Buckle Blocker (Michigan Tech)

Buckle Blocker (Michigan Tech)

Two engineering students at Michigan Technological University in Houghton are taking to market a device they built to keep children from unbuckling their seat belts. Collin Veele and Alex Cotton say they have secured a provisional patent and trademark, and now their Buckle Blocker is ready for the marketplace.

The Buckle Blocker, which would typically be used with a booster seat, covers the release button and is too strong for a child to push back. With the Buckle Blocker in place, only the parent can release their child when the car is stopped.
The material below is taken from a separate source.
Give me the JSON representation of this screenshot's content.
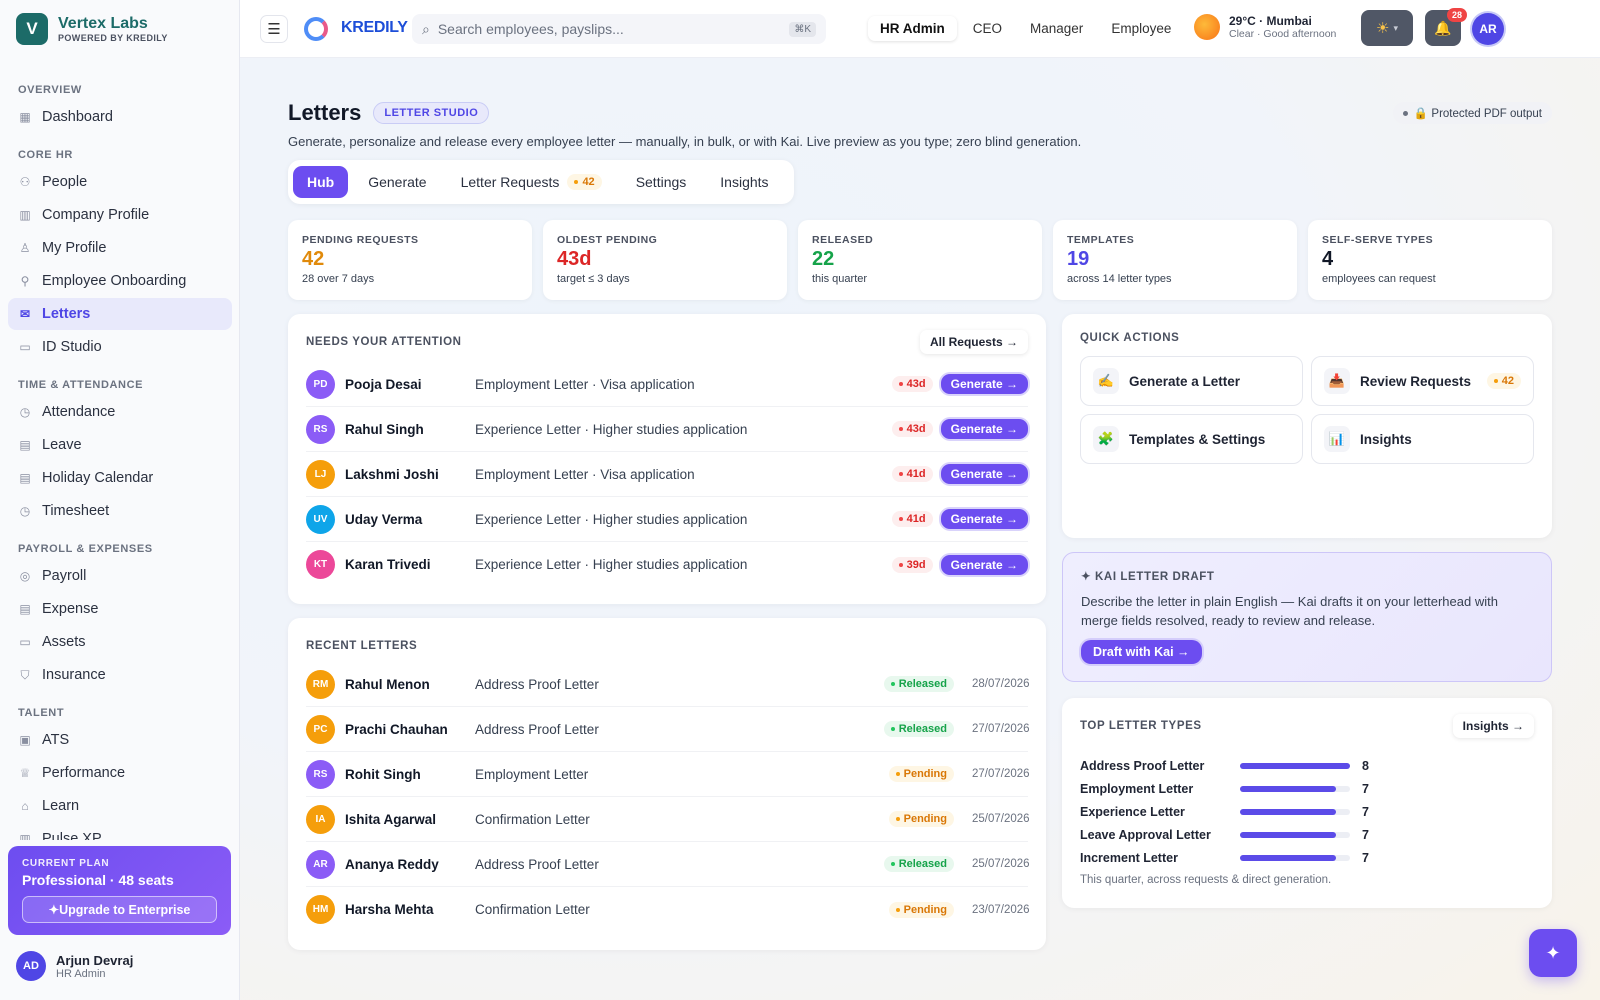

The device thus eliminates unnecessary stops for the driver to reattach the seat belt while on the road.

Veele and Cotton started with raw sketches of the idea — based on eyewitness accounts of kids acting up in their parents’ cars — and advanced to a 3D model. “We were able to start showing people what it looked liked and give them a tangible feel of the product,” says Cotton. “We kept revising the design, and now finally have a functioning, injection-molded prototype.”
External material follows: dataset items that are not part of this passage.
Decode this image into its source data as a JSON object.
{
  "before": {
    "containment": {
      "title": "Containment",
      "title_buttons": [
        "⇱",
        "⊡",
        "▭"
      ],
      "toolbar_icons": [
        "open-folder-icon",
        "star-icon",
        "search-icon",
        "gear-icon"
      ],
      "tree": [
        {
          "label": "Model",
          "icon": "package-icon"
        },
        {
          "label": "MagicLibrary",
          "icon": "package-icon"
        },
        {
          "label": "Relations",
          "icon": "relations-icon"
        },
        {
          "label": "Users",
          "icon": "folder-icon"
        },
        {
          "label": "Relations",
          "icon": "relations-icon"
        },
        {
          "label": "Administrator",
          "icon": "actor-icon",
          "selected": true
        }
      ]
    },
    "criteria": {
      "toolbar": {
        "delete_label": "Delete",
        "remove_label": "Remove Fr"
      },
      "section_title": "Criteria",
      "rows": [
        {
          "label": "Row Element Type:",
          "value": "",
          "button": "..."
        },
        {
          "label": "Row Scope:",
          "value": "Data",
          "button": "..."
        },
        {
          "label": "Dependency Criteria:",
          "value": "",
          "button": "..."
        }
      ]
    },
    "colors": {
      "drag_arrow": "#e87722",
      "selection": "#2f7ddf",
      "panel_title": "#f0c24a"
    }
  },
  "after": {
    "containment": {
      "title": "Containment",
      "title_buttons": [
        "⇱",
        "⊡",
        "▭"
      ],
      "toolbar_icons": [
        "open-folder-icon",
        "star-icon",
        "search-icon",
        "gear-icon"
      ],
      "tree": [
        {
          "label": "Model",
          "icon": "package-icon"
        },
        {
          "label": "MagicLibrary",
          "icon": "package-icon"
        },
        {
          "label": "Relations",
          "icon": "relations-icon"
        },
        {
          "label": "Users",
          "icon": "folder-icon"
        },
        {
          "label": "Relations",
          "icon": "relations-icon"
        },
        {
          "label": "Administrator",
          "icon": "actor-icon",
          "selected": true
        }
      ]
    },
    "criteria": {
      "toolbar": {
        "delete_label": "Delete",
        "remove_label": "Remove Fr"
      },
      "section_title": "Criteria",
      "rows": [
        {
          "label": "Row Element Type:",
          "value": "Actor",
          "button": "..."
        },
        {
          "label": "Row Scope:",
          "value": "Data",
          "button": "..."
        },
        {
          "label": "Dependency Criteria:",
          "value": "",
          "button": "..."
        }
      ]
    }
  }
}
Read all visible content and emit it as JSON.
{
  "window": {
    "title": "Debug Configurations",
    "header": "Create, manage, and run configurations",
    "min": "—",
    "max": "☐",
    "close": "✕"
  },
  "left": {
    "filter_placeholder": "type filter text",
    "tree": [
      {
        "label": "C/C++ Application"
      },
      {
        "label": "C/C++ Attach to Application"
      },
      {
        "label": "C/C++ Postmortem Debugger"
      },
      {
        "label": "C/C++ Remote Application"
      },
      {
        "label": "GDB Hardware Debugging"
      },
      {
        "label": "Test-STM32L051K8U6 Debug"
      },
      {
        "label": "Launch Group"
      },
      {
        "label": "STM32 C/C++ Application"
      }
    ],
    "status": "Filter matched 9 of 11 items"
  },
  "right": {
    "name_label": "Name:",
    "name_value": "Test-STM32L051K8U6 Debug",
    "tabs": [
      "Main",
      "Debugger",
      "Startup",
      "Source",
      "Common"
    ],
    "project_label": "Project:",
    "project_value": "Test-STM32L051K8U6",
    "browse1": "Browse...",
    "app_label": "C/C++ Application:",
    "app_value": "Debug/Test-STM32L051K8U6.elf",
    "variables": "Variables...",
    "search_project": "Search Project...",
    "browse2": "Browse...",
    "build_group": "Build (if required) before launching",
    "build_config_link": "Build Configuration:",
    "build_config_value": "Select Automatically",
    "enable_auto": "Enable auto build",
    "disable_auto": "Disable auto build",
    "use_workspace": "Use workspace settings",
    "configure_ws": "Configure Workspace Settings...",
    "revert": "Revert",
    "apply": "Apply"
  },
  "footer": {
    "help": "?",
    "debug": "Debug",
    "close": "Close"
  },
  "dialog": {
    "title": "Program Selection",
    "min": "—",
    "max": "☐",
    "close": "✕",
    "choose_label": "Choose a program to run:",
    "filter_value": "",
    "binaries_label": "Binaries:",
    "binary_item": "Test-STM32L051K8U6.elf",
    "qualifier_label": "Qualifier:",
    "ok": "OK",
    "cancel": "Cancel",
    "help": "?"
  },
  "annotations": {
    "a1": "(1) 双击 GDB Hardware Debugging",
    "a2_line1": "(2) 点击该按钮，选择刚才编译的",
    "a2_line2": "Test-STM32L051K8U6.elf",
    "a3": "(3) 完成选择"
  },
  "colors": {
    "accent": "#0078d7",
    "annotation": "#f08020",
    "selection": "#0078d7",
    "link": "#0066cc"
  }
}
The duo had initial success on campus when they won Michigan Tech’s elevator-speech pitch contest in 2009, a competition sponsored by the Entrepreneurs Club of Michigan Tech, the School of Business and Economics, and the Institute for Global Leadership and Entrepreneurship. The $1,000 first prize helped get their project off the ground.

But Veele and Cotton also discovered the entrepreneur’s road can have some obstacles. Their campaign on the crowd-funding site Kickstarter raised only about $4,600 from 57 backers, well short of the $11,000 goal. They had hoped to use the funds for the injection molding, tooling, and component costs needed to produce an initial inventory.